Soweit ich weiß, kann es in Deutschland und in Dänemark bis zu zwei Jahren dauern, bis man einen Termin erhält für eine Autismus-Diagnose. Zumindest wenn man den normalen Weg geht, also in Deutschland über die Kassenärzte, in Dänemark über den Hausarzt/Psychologen. Ich habe gelesen, dass man in Deutschland auch frühere Termine außerhalb des Kassensystems erhalten kann, dafür muss man aber selbst für die Kosten aufkommen. Ich meine, diese Möglichkeit gibt es in Dänemark ebenfalls. Mein Sohn hat bisher keine Diagnose, daher kenne ich mich nicht im Detail aus, weiß aber, dass es dazu, v.a. in Deutschland, viele Beiträge gibt, u.a. auf YouTube.

Dass mein Sohn bisher keine Diagnose hat, liegt zum einen daran, dass wir diese bisher nicht brauchten.
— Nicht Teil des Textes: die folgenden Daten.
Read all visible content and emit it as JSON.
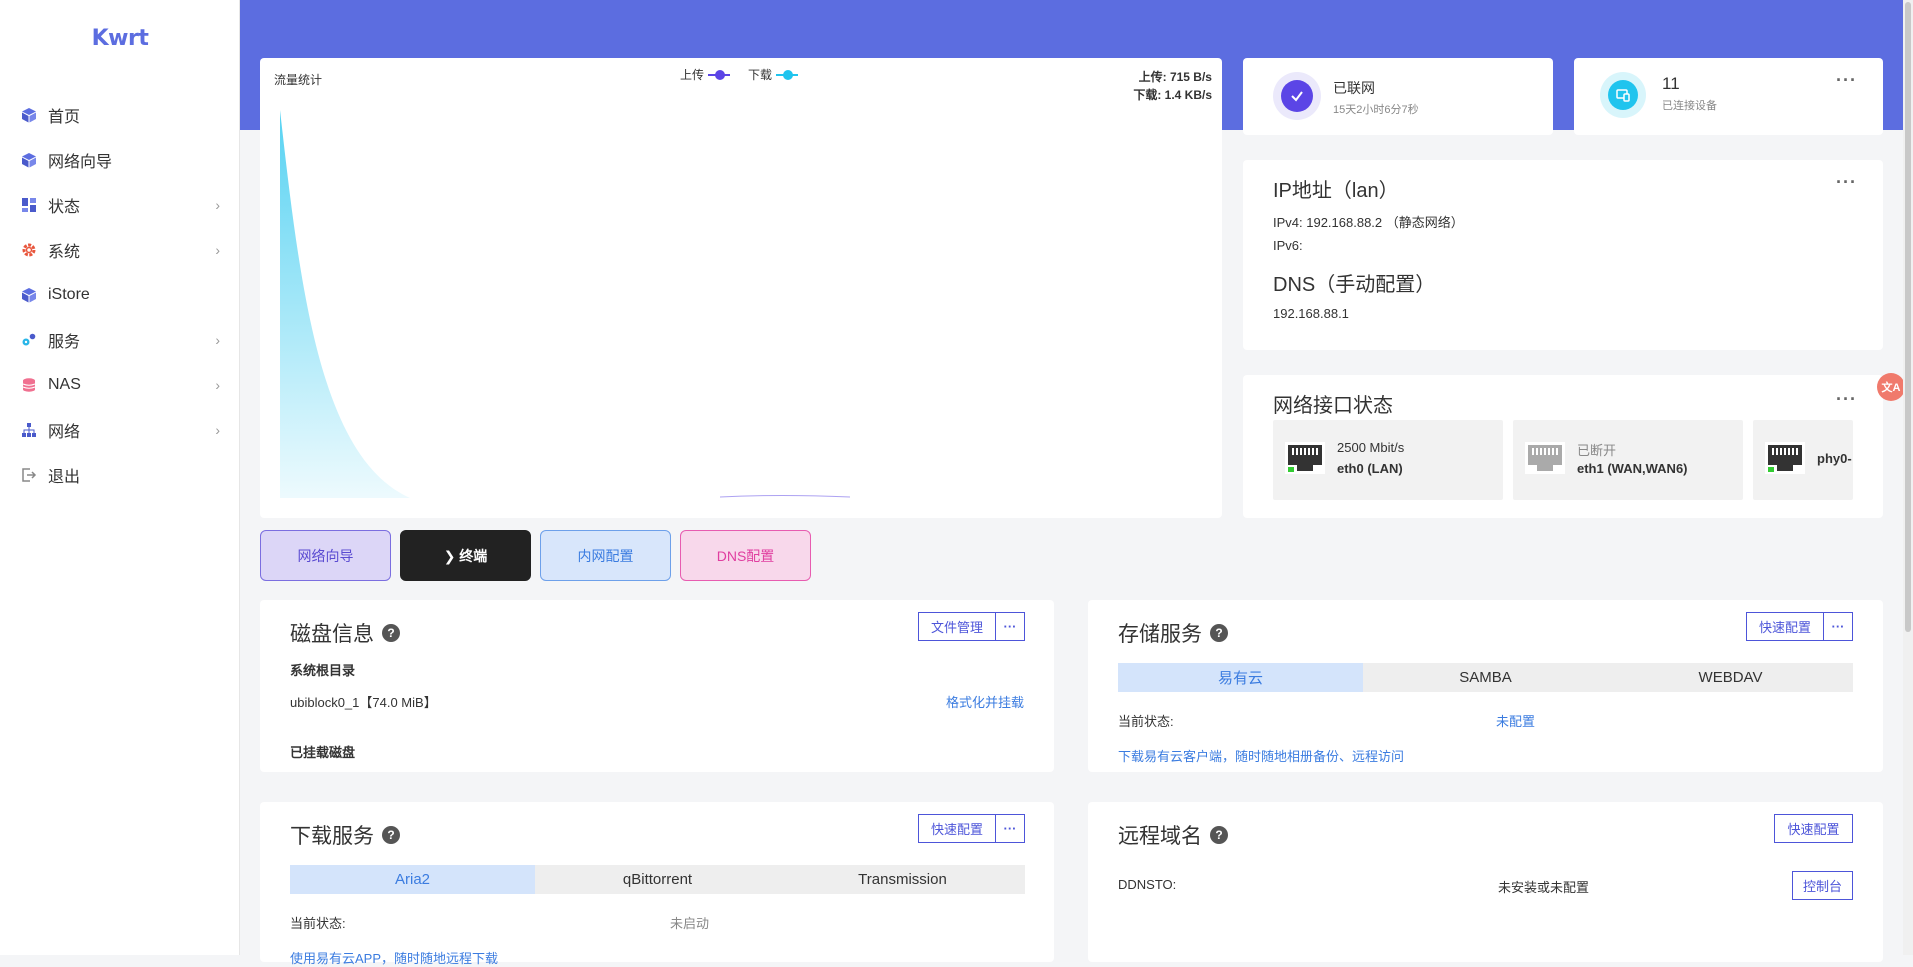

Zum anderen hadere ich noch immer mit dem Gedanken, dass mein Sohn zum Arzt bzw. sogar in die Klinik muss, um sich – wie ein Kranker – eine Diagnose geben zu lassen, obwohl er nicht krank ist. Zum Dritten hat sich mein Sohn bisher dagegen ausgesprochen. 

Wichtig bei diesem Thema ist m.E., sich den Grund für diesen Schritt bewusst zu machen. Warum möchte ich diagnostiziert werden bzw. mein Kind diagnostizieren lassen?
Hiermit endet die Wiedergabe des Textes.